目睹王天逸如此自残,桂凤固然不以为然,但谁遇上都是一愣,王天逸求地就是这一愣神,看着怀里血流劈面的囚犯,桂凤手自然松了,王天逸直落了下去,腿被车里的景孟勇拉住,变成了半边身子挂在了车外,趁此机会,王天逸又一次大叫:“杀我者桂凤景…”
“*你*!”恼羞成怒的桂凤一拳擂在王天逸胸口,王天逸立刻把下半截话咽了回去,扭着身子痛苦不堪。
“护法,景堂主这是怎么回事?”一个看门的守卫头目跑过来询问。
哪个门派发生了这种奇怪的事,负责出入守卫的人都要询问,在昆仑也一样,况且昆仑以前一直是秦明月掌握,除了他,就算章高蝉身上发生了这样的事情,守卫也会不依不饶的过来搞清楚。
桂凤擦着汗,解释起来。
本来这个命令的级别很高,是林羽亲自下地命令,但林羽只是让他们干净利落地干掉王天逸,可没说让他们这样大摇大摆的把王天逸带出去处决,现在王天逸瞅准机会一通大闹,终于闹大了事情,守卫头目不得不朝桂凤要出门手令,否则自己也不敢放他们出门。

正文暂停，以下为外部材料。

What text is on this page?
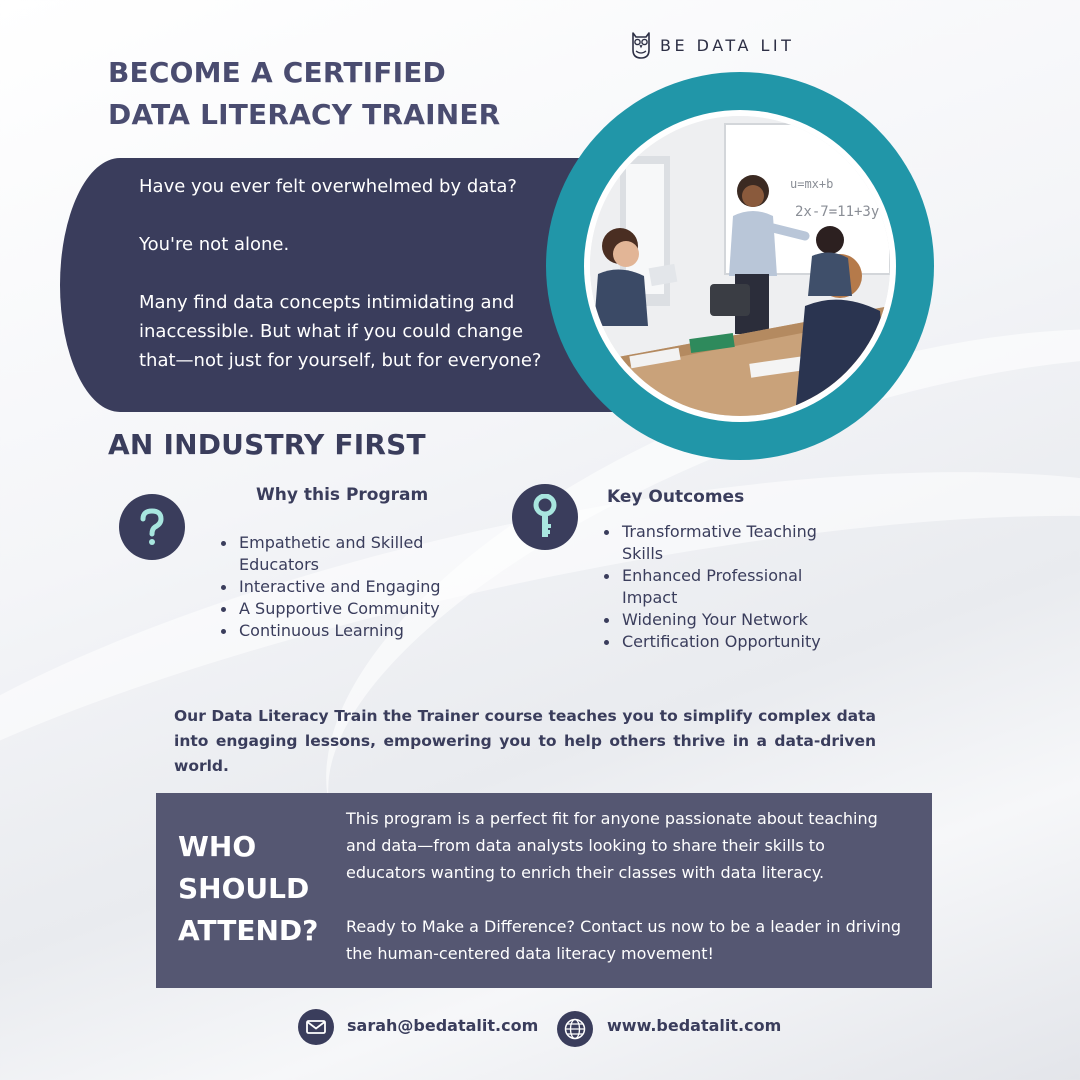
BE DATA LIT
BECOME A CERTIFIED
DATA LITERACY TRAINER

Have you ever felt overwhelmed by data?

You're not alone.

Many find data concepts intimidating and inaccessible. But what if you could change that—not just for yourself, but for everyone?

u=mx+b
2x-7=11+3y
AN INDUSTRY FIRST
Why this Program
Empathetic and Skilled Educators
Interactive and Engaging
A Supportive Community
Continuous Learning
Key Outcomes
Transformative Teaching Skills
Enhanced Professional Impact
Widening Your Network
Certification Opportunity
Our Data Literacy Train the Trainer course teaches you to simplify complex data into engaging lessons, empowering you to help others thrive in a data-driven world.
WHO
SHOULD
ATTEND?

This program is a perfect fit for anyone passionate about teaching and data—from data analysts looking to share their skills to educators wanting to enrich their classes with data literacy.

Ready to Make a Difference? Contact us now to be a leader in driving the human-centered data literacy movement!

sarah@bedatalit.com	www.bedatalit.com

但正如上面所说,桂凤他们是想弄个外财,不好在人员众多地昆仑内部下手逼供,害怕事情传出后得罪了掌门和左飞,毕竟处决和虐杀是完全两码事,所以搞出了这好像脱裤子放屁一样的事情。 只有杀人地手令,哪里有带出人犯出昆仑的手令,不由的又是发怒又是恐吓,把自己和对方搞得一样的满头汗。